Ceola Lewis, who has been unable to work for five years, has been on a waiting list for the District’s Housing Choice Voucher Program for 37 years. (Marvin Joseph/The Washington Post)

The White House today released state-by-state breakdowns of the looming federal budget cuts, and the effects of so-called “sequestration” on the District are as dismal as in the rest of the nation, if not more so: About $1.5 million in education cuts; less aid for low-income college students; $25,000 less for child immunizations; $174,000 less for job-search assistance; and near $200,000 in cuts to senior meals programs.

But the Obama administration’s breakdown skims over one consequence of the federal cuts that could have an outsize impact in D.C., where a lack of affordable housing supply has reached near-crisis levels. Public housing is dependent on federal funding more than any other part of local government, with the possible exception of health care, and the D.C. Housing Authority warns that sequestration could have real-world consequences very quickly.
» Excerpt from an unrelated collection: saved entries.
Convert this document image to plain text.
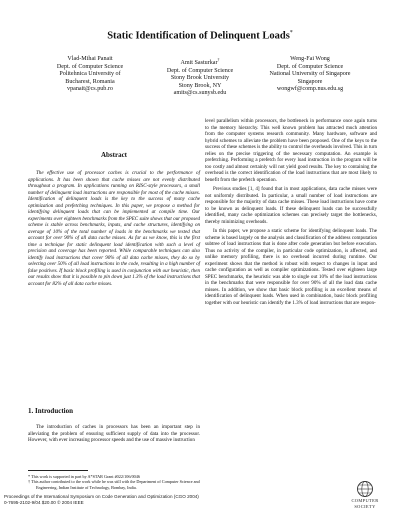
Static Identification of Delinquent Loads*
Vlad-Mihai Panait
Dept. of Computer Science
Politehnica University of
Bucharest, Romania
vpanait@cs.pub.ro
Amit Sasturkar†
Dept. of Computer Science
Stony Brook University
Stony Brook, NY
amits@cs.sunysb.edu
Weng-Fai Wong
Dept. of Computer Science
National University of Singapore
Singapore
wongwf@comp.nus.edu.sg
Abstract

The effective use of processor caches is crucial to the performance of applications. It has been shown that cache misses are not evenly distributed throughout a program. In applications running on RISC-style processors, a small number of delinquent load instructions are responsible for most of the cache misses. Identification of delinquent loads is the key to the success of many cache optimization and prefetching techniques. In this paper, we propose a method for identifying delinquent loads that can be implemented at compile time. Our experiments over eighteen benchmarks from the SPEC suite shows that our proposed scheme is stable across benchmarks, inputs, and cache structures, identifying on average of 10% of the total number of loads in the benchmarks we tested that account for over 90% of all data cache misses. As far as we know, this is the first time a technique for static delinquent load identification with such a level of precision and coverage has been reported. While comparable techniques can also identify load instructions that cover 90% of all data cache misses, they do so by selecting over 50% of all load instructions in the code, resulting in a high number of false positives. If basic block profiling is used in conjunction with our heuristic, then our results show that it is possible to pin down just 1.3% of the load instructions that account for 82% of all data cache misses.

1. Introduction

The introduction of caches in processors has been an important step in alleviating the problem of ensuring sufficient supply of data into the processor. However, with ever increasing processor speeds and the use of massive instruction

* This work is supported in part by A*STAR Grant #022/106/0046
† This author contributed to the work while he was still with the Department of Computer Science and Engineering, Indian Institute of Technology, Bombay, India.

level parallelism within processors, the bottleneck in performance once again turns to the memory hierarchy. This well known problem has attracted much attention from the computer systems research community. Many hardware, software and hybrid schemes to alleviate the problem have been proposed. One of the keys to the success of these schemes is the ability to control the overheads involved. This in turn relies on the precise triggering of the necessary computation. An example is prefetching. Performing a prefetch for every load instruction in the program will be too costly and almost certainly will not yield good results. The key to containing the overhead is the correct identification of the load instructions that are most likely to benefit from the prefetch operation.

Previous studies [1, 4] found that in most applications, data cache misses were not uniformly distributed. In particular, a small number of load instructions are responsible for the majority of data cache misses. These load instructions have come to be known as delinquent loads. If these delinquent loads can be successfully identified, many cache optimization schemes can precisely target the bottlenecks, thereby minimizing overheads.

In this paper, we propose a static scheme for identifying delinquent loads. The scheme is based largely on the analysis and classification of the address computation subtree of load instructions that is done after code generation but before execution. Thus no activity of the compiler, in particular code optimization, is affected, and unlike memory profiling, there is no overhead incurred during runtime. Our experiment shows that the method is robust with respect to changes in input and cache configuration as well as compiler optimizations. Tested over eighteen large SPEC benchmarks, the heuristic was able to single out 10% of the load instructions in the benchmarks that were responsible for over 90% of all the load data cache misses. In addition, we show that basic block profiling is an excellent means of identification of delinquent loads. When used in combination, basic block profiling together with our heuristic can identify the 1.3% of load instructions that are respon-

Proceedings of the International Symposium on Code Generation and Optimization (CGO 2004)
0-7695-2102-9/04 $20.00 © 2004 IEEE	COMPUTER
SOCIETY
First things first: No family that currently lives in one of 8,000 public housing units or receives one of 10,500 federal vouchers will lose their home, DCHA executive director Adrianne Todman said last week.

But if the cuts take effect on March 1 and are not resolved quickly thereafter, Todman said, the authority’s ability to help families waiting for assistance could be significantly curtailed. Ninety-seven percent of DCHA’s nearly $300 million budget comes from the feds, and an expected 5 percent cut will mean vacated housing units may not immediately turn over and new vouchers might not be issued as they become available.

Nationally, the picture is perhaps even more dismal. A letter to congressional leaders signed by the leaders of three public housing organizations says the cuts will “severely disrupt” local authorities’ ability to serve families now receiving assistance, “further lengthening waiting lists and negatively impacting communities.”

On the public housing side, Todman said, “daily maintenance activities” would slow down. Matters of basic health and safety would be attended to, but other matters — like preparing vacated units for new tenants and some major capital projects — would cease. Should the cuts remain in place for several months, employees may have to be furloughed. On the voucher side, Todman said, DCHA may be forced to cut payouts to landlords, which could cause some of them to stop accepting vouchers. If a family gives up their voucher, she said, the authority might not recirculate it, in order to maintain landlord payments to the greatest extent possible.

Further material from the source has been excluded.